For most of the season, the northwest region starts the spring with adequate or surplus amounts of moisture depending on the amount of rainfall received throughout the year. The northwest region did not see average rainfall and many parts of the region had become very dry before seeding had even concluded. Within the latter part of the season moisture conditions have declined due to limited rainfall and much of the region is reporting as short or very short for topsoil moisture. Heading into winter, cropland topsoil moisture is rated as six per cent adequate, 47 per cent short and 47 per cent very short. Hay and pasture land topsoil moisture is rated as four per cent adequate, 39 per cent short and 57 per cent very short.

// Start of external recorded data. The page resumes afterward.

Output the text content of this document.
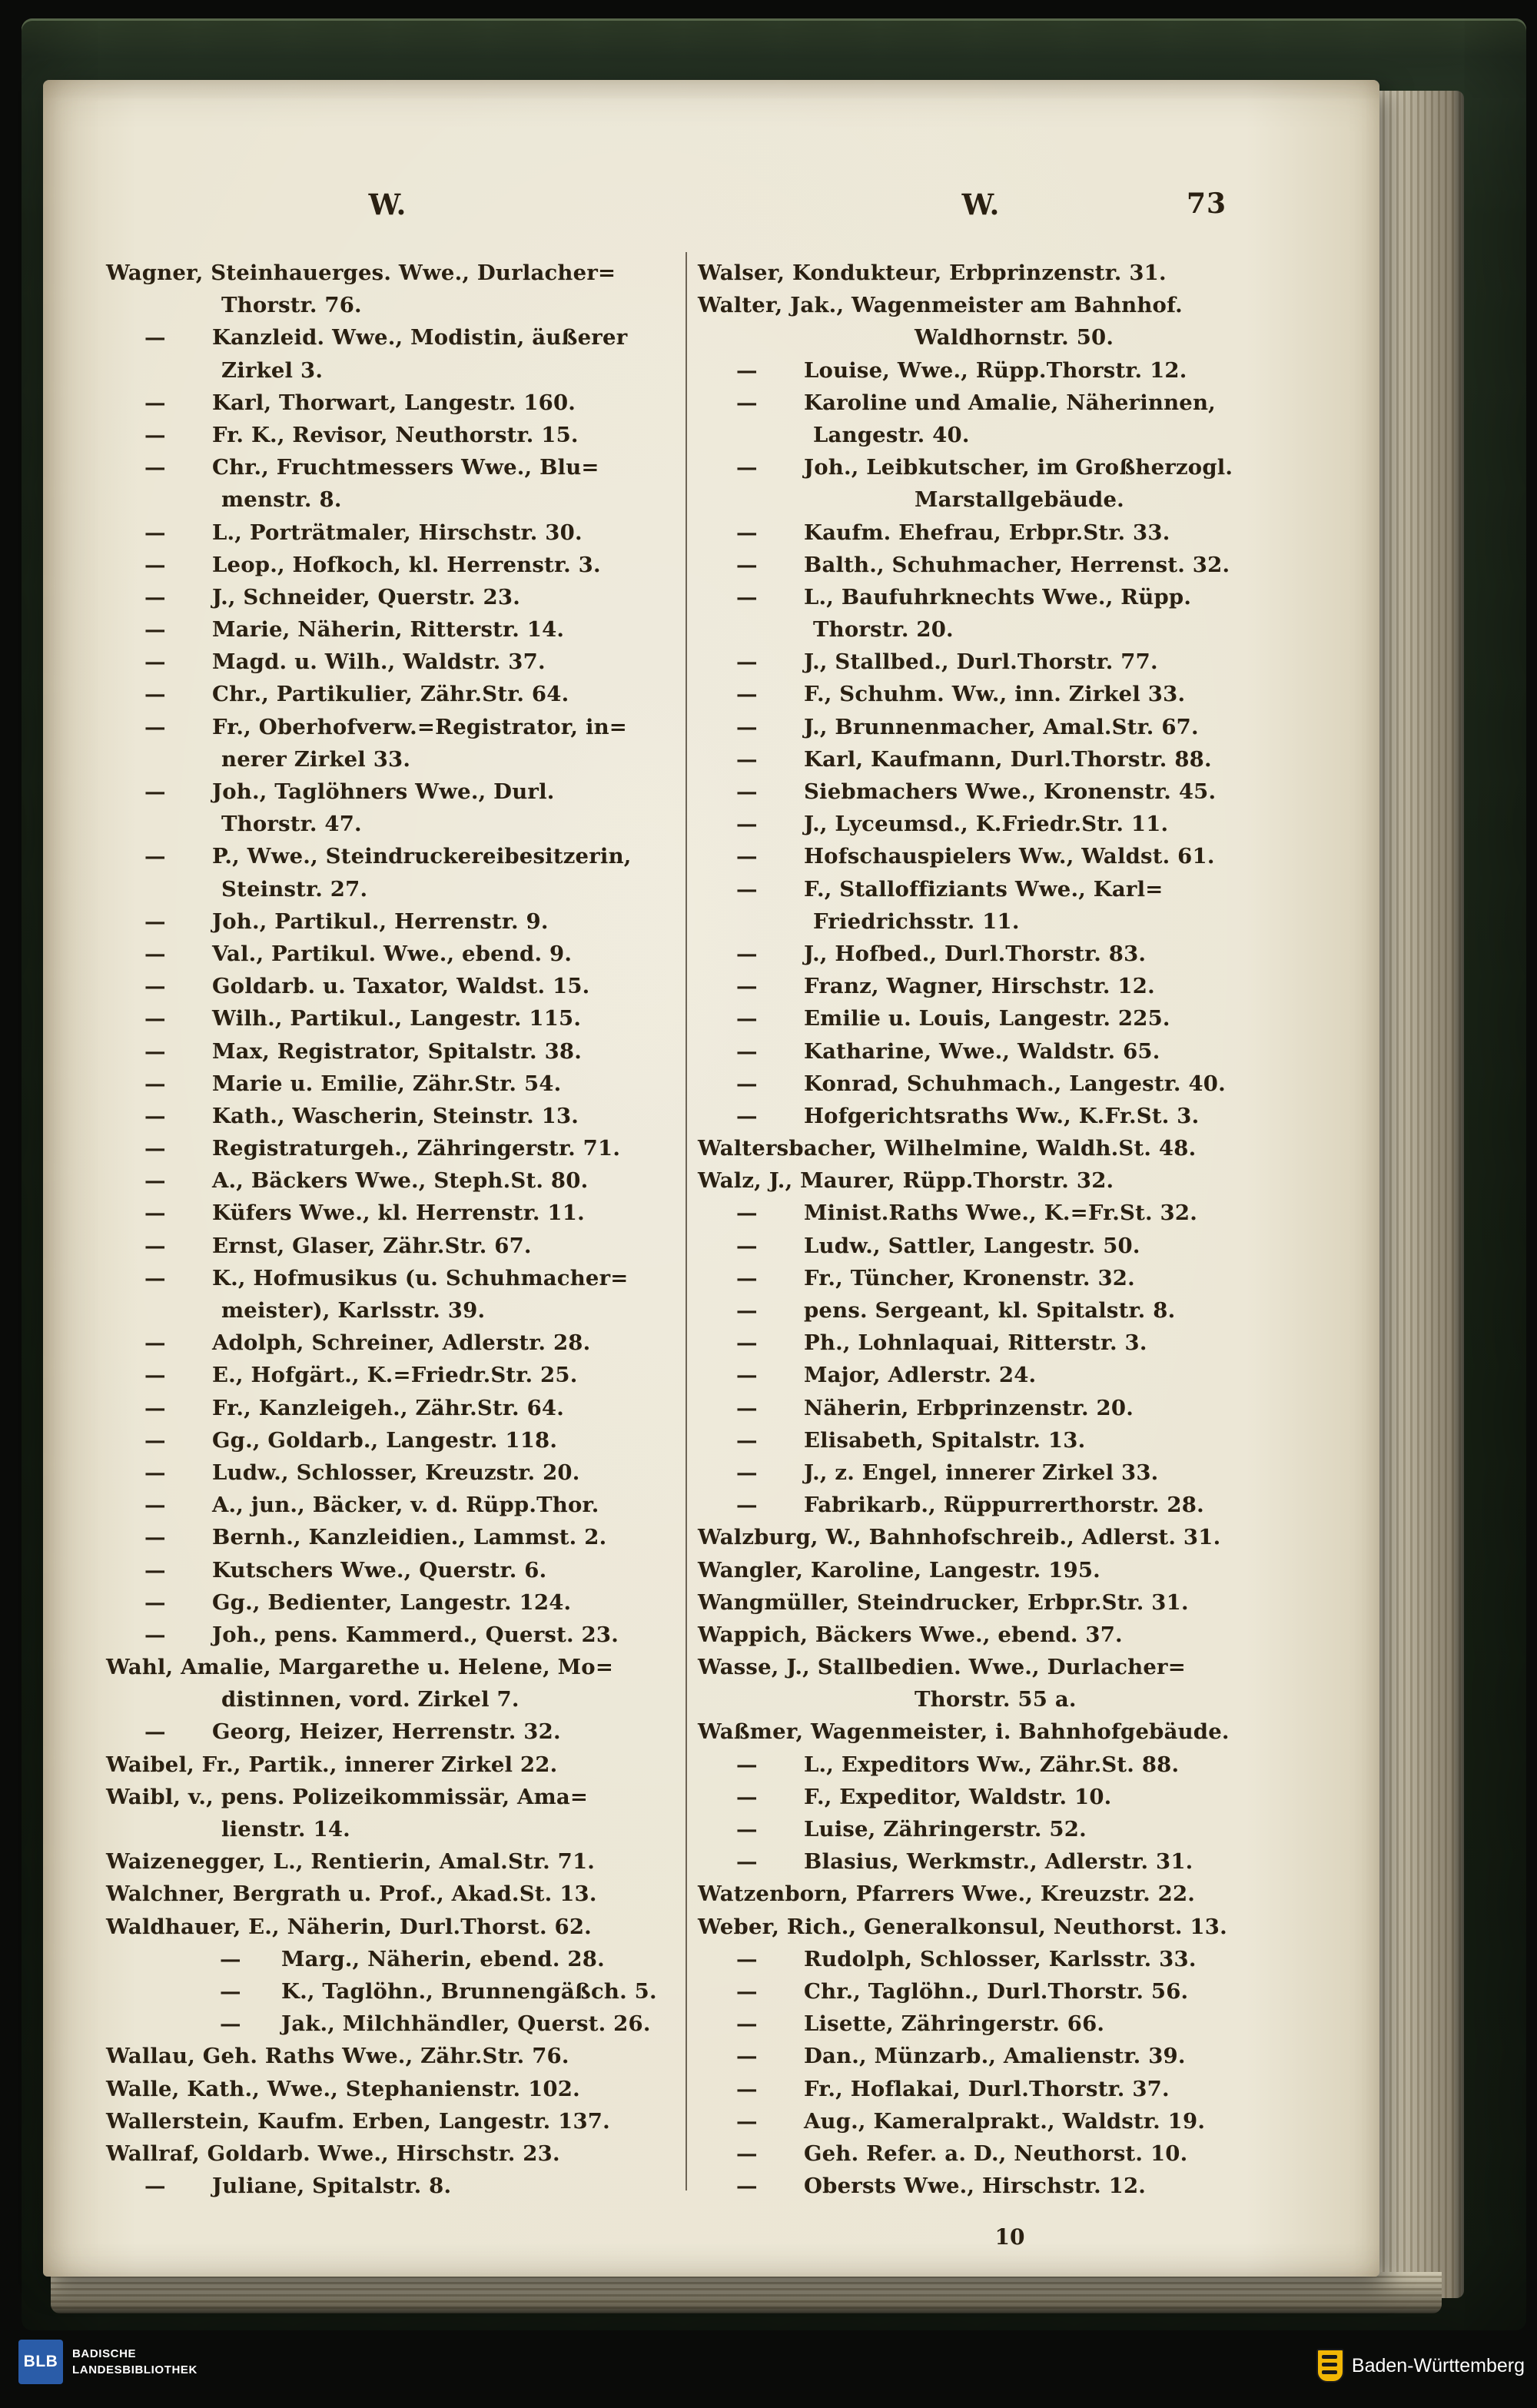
W.	W.	73
Wagner, Steinhauerges. Wwe., Durlacher=
Thorstr. 76.
— Kanzleid. Wwe., Modistin, äußerer
Zirkel 3.
— Karl, Thorwart, Langestr. 160.
— Fr. K., Revisor, Neuthorstr. 15.
— Chr., Fruchtmessers Wwe., Blu=
menstr. 8.
— L., Porträtmaler, Hirschstr. 30.
— Leop., Hofkoch, kl. Herrenstr. 3.
— J., Schneider, Querstr. 23.
— Marie, Näherin, Ritterstr. 14.
— Magd. u. Wilh., Waldstr. 37.
— Chr., Partikulier, Zähr.Str. 64.
— Fr., Oberhofverw.=Registrator, in=
nerer Zirkel 33.
— Joh., Taglöhners Wwe., Durl.
Thorstr. 47.
— P., Wwe., Steindruckereibesitzerin,
Steinstr. 27.
— Joh., Partikul., Herrenstr. 9.
— Val., Partikul. Wwe., ebend. 9.
— Goldarb. u. Taxator, Waldst. 15.
— Wilh., Partikul., Langestr. 115.
— Max, Registrator, Spitalstr. 38.
— Marie u. Emilie, Zähr.Str. 54.
— Kath., Wascherin, Steinstr. 13.
— Registraturgeh., Zähringerstr. 71.
— A., Bäckers Wwe., Steph.St. 80.
— Küfers Wwe., kl. Herrenstr. 11.
— Ernst, Glaser, Zähr.Str. 67.
— K., Hofmusikus (u. Schuhmacher=
meister), Karlsstr. 39.
— Adolph, Schreiner, Adlerstr. 28.
— E., Hofgärt., K.=Friedr.Str. 25.
— Fr., Kanzleigeh., Zähr.Str. 64.
— Gg., Goldarb., Langestr. 118.
— Ludw., Schlosser, Kreuzstr. 20.
— A., jun., Bäcker, v. d. Rüpp.Thor.
— Bernh., Kanzleidien., Lammst. 2.
— Kutschers Wwe., Querstr. 6.
— Gg., Bedienter, Langestr. 124.
— Joh., pens. Kammerd., Querst. 23.
Wahl, Amalie, Margarethe u. Helene, Mo=
distinnen, vord. Zirkel 7.
— Georg, Heizer, Herrenstr. 32.
Waibel, Fr., Partik., innerer Zirkel 22.
Waibl, v., pens. Polizeikommissär, Ama=
lienstr. 14.
Waizenegger, L., Rentierin, Amal.Str. 71.
Walchner, Bergrath u. Prof., Akad.St. 13.
Waldhauer, E., Näherin, Durl.Thorst. 62.
— Marg., Näherin, ebend. 28.
— K., Taglöhn., Brunnengäßch. 5.
— Jak., Milchhändler, Querst. 26.
Wallau, Geh. Raths Wwe., Zähr.Str. 76.
Walle, Kath., Wwe., Stephanienstr. 102.
Wallerstein, Kaufm. Erben, Langestr. 137.
Wallraf, Goldarb. Wwe., Hirschstr. 23.
— Juliane, Spitalstr. 8.
Walser, Kondukteur, Erbprinzenstr. 31.
Walter, Jak., Wagenmeister am Bahnhof.
Waldhornstr. 50.
— Louise, Wwe., Rüpp.Thorstr. 12.
— Karoline und Amalie, Näherinnen,
Langestr. 40.
— Joh., Leibkutscher, im Großherzogl.
Marstallgebäude.
— Kaufm. Ehefrau, Erbpr.Str. 33.
— Balth., Schuhmacher, Herrenst. 32.
— L., Baufuhrknechts Wwe., Rüpp.
Thorstr. 20.
— J., Stallbed., Durl.Thorstr. 77.
— F., Schuhm. Ww., inn. Zirkel 33.
— J., Brunnenmacher, Amal.Str. 67.
— Karl, Kaufmann, Durl.Thorstr. 88.
— Siebmachers Wwe., Kronenstr. 45.
— J., Lyceumsd., K.Friedr.Str. 11.
— Hofschauspielers Ww., Waldst. 61.
— F., Stalloffiziants Wwe., Karl=
Friedrichsstr. 11.
— J., Hofbed., Durl.Thorstr. 83.
— Franz, Wagner, Hirschstr. 12.
— Emilie u. Louis, Langestr. 225.
— Katharine, Wwe., Waldstr. 65.
— Konrad, Schuhmach., Langestr. 40.
— Hofgerichtsraths Ww., K.Fr.St. 3.
Waltersbacher, Wilhelmine, Waldh.St. 48.
Walz, J., Maurer, Rüpp.Thorstr. 32.
— Minist.Raths Wwe., K.=Fr.St. 32.
— Ludw., Sattler, Langestr. 50.
— Fr., Tüncher, Kronenstr. 32.
— pens. Sergeant, kl. Spitalstr. 8.
— Ph., Lohnlaquai, Ritterstr. 3.
— Major, Adlerstr. 24.
— Näherin, Erbprinzenstr. 20.
— Elisabeth, Spitalstr. 13.
— J., z. Engel, innerer Zirkel 33.
— Fabrikarb., Rüppurrerthorstr. 28.
Walzburg, W., Bahnhofschreib., Adlerst. 31.
Wangler, Karoline, Langestr. 195.
Wangmüller, Steindrucker, Erbpr.Str. 31.
Wappich, Bäckers Wwe., ebend. 37.
Wasse, J., Stallbedien. Wwe., Durlacher=
Thorstr. 55 a.
Waßmer, Wagenmeister, i. Bahnhofgebäude.
— L., Expeditors Ww., Zähr.St. 88.
— F., Expeditor, Waldstr. 10.
— Luise, Zähringerstr. 52.
— Blasius, Werkmstr., Adlerstr. 31.
Watzenborn, Pfarrers Wwe., Kreuzstr. 22.
Weber, Rich., Generalkonsul, Neuthorst. 13.
— Rudolph, Schlosser, Karlsstr. 33.
— Chr., Taglöhn., Durl.Thorstr. 56.
— Lisette, Zähringerstr. 66.
— Dan., Münzarb., Amalienstr. 39.
— Fr., Hoflakai, Durl.Thorstr. 37.
— Aug., Kameralprakt., Waldstr. 19.
— Geh. Refer. a. D., Neuthorst. 10.
— Obersts Wwe., Hirschstr. 12.
10
BLB	BADISCHE
LANDESBIBLIOTHEK	Baden-Württemberg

Average hay yields on dry land are reported (in tons per acre) as: alfalfa 0.93; alfalfa/brome 0.73; other tame hay 0.48; wild hay 0.84; and greenfeed 0.94. At this time, most livestock producers have indicated that they will have inadequate to adequate supplies of hay, straw, greenfeed and feed grain heading into winter. Many annual crops were cut and baled for greenfeed and many producers took advantage of the allowance to cut and bale ditches.

Crop reporters have indicated that the number of acres seeded to winter wheat and fall rye is estimated to have declined to below average for the region.

Producers are busy harrowing, applying fertilizer, hauling bales, fixing fences and moving cattle home.